Bug 1594456

Summary: spice GL causes zombie qemu process
Product: [Community] Virtualization Tools Reporter: Toolybird <toolybird>
Component: libvirtAssignee: Libvirt Maintainers <libvirt-maint>
Status: CLOSED CURRENTRELEASE QA Contact:
Severity: unspecified Docs Contact:
Priority: unspecified    
Version: unspecifiedCC: eskultet, fjin, libvirt-maint, marcandre.lureau, yafu
Target Milestone: ---   
Target Release: ---   
Hardware: x86_64   
OS: Linux   
Whiteboard:
Fixed In Version: Doc Type: If docs needed, set a value
Doc Text:
Story Points: ---
Clone Of: Environment:
Last Closed: 2019-07-03 08:42:56 UTC Type: Bug
Regression: --- Mount Type: ---
Documentation: --- CRM:
Verified Versions: Category: ---
oVirt Team: --- RHEL 7.3 requirements from Atomic Host:
Cloudforms Team: --- Target Upstream Version:
Embargoed:
Attachments:
Description Flags
xml dump
none
log file
none
debug log file with 1:qemu none

Description Toolybird 2018-06-23 05:56:59 UTC
Created attachment 1453897 [details]
xml dump

Description of problem:
  
This is on Arch Linux so the bug could well be in Arch configuration. Would appreciate any pointers on how to debug.

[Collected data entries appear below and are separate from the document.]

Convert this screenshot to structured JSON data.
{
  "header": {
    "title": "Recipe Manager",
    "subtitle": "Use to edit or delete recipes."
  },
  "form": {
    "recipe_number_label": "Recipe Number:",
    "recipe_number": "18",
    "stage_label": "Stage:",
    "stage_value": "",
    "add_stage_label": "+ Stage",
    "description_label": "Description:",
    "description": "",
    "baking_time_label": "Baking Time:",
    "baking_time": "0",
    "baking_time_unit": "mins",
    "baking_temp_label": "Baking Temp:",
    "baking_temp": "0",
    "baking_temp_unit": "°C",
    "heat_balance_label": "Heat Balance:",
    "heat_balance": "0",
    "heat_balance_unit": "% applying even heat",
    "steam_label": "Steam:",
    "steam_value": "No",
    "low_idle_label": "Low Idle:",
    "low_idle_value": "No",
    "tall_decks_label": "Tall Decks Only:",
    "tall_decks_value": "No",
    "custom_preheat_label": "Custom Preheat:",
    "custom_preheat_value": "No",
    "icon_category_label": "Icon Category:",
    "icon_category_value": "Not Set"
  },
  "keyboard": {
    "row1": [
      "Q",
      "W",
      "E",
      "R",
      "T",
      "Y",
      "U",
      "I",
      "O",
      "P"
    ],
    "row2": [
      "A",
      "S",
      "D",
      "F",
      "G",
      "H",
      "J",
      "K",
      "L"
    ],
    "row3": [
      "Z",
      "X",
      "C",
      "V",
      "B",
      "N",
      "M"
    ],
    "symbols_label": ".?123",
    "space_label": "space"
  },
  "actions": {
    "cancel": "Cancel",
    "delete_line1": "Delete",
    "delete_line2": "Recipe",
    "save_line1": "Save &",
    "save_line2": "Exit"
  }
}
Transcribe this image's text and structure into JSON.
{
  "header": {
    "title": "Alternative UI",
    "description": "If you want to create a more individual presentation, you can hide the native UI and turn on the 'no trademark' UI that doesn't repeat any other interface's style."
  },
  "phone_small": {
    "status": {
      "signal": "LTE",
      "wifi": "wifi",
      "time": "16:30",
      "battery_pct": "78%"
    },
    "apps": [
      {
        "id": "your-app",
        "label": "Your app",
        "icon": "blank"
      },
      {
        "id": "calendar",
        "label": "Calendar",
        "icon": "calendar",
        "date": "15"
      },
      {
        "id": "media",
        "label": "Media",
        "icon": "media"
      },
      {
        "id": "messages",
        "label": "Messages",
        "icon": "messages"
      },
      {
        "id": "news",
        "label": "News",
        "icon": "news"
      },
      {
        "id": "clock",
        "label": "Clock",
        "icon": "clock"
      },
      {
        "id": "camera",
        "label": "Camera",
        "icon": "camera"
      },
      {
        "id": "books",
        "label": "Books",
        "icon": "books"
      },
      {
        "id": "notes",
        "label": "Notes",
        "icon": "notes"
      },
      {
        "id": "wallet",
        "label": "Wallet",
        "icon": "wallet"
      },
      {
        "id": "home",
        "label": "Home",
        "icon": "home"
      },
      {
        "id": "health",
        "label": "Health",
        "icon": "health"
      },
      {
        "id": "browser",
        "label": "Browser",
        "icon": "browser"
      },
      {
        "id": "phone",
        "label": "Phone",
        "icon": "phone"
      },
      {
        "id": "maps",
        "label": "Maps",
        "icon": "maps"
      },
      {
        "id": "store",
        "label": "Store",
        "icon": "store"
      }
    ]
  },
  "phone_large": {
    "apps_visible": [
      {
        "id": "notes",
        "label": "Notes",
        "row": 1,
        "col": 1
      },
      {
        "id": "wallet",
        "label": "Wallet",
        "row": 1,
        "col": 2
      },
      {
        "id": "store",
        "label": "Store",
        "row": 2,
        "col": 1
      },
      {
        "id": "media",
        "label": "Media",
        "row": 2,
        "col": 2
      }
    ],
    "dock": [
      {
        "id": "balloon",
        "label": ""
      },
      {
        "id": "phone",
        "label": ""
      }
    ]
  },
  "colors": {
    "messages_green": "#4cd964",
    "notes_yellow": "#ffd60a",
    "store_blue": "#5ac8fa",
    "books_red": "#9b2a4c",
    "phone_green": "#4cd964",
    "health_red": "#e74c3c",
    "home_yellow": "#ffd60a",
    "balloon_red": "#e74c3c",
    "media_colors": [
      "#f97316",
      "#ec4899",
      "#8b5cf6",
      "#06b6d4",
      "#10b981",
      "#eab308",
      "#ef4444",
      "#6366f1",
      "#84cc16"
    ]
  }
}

. virgl works with plain qemu (-vga virtio -display gtk,gl=on)
. virgl works with spice / remote-viewer (-device virtio-vga,virgl=on \
    -spice gl=on,unix,addr=/run/user/1000/spice.sock,disable-ticketing)

However, when using virt-manager / virsh, the VM does not start and I am instead left with an apparently crashed qemu process:

# ps aux | grep qemu
nobody    7675  0.0  0.0      0     0 ?        Zl   15:35   0:00 [qemu-system-x86] <defunct>

(Arch build uses --with-qemu-user=nobody --with-qemu-group=kvm)

Latest released versions of everything:

libvirt-4.4.0
qemu-2.12.0
virglrenderer-0.6.0
mesa-18.1.2
linux-4.17.2

xml dump and log file attached.
Thanks

Comment 1 Toolybird 2018-06-23 05:58:21 UTC
Created attachment 1453898 [details]
log file

Comment 2 Toolybird 2018-06-23 06:15:38 UTC
PS. The permission denied thing at the end of log file is a red herring. I had previously added env var MESA_GLSL_CACHE_DISABLE=true to the xml which got rid of the error but didn't solve the problem.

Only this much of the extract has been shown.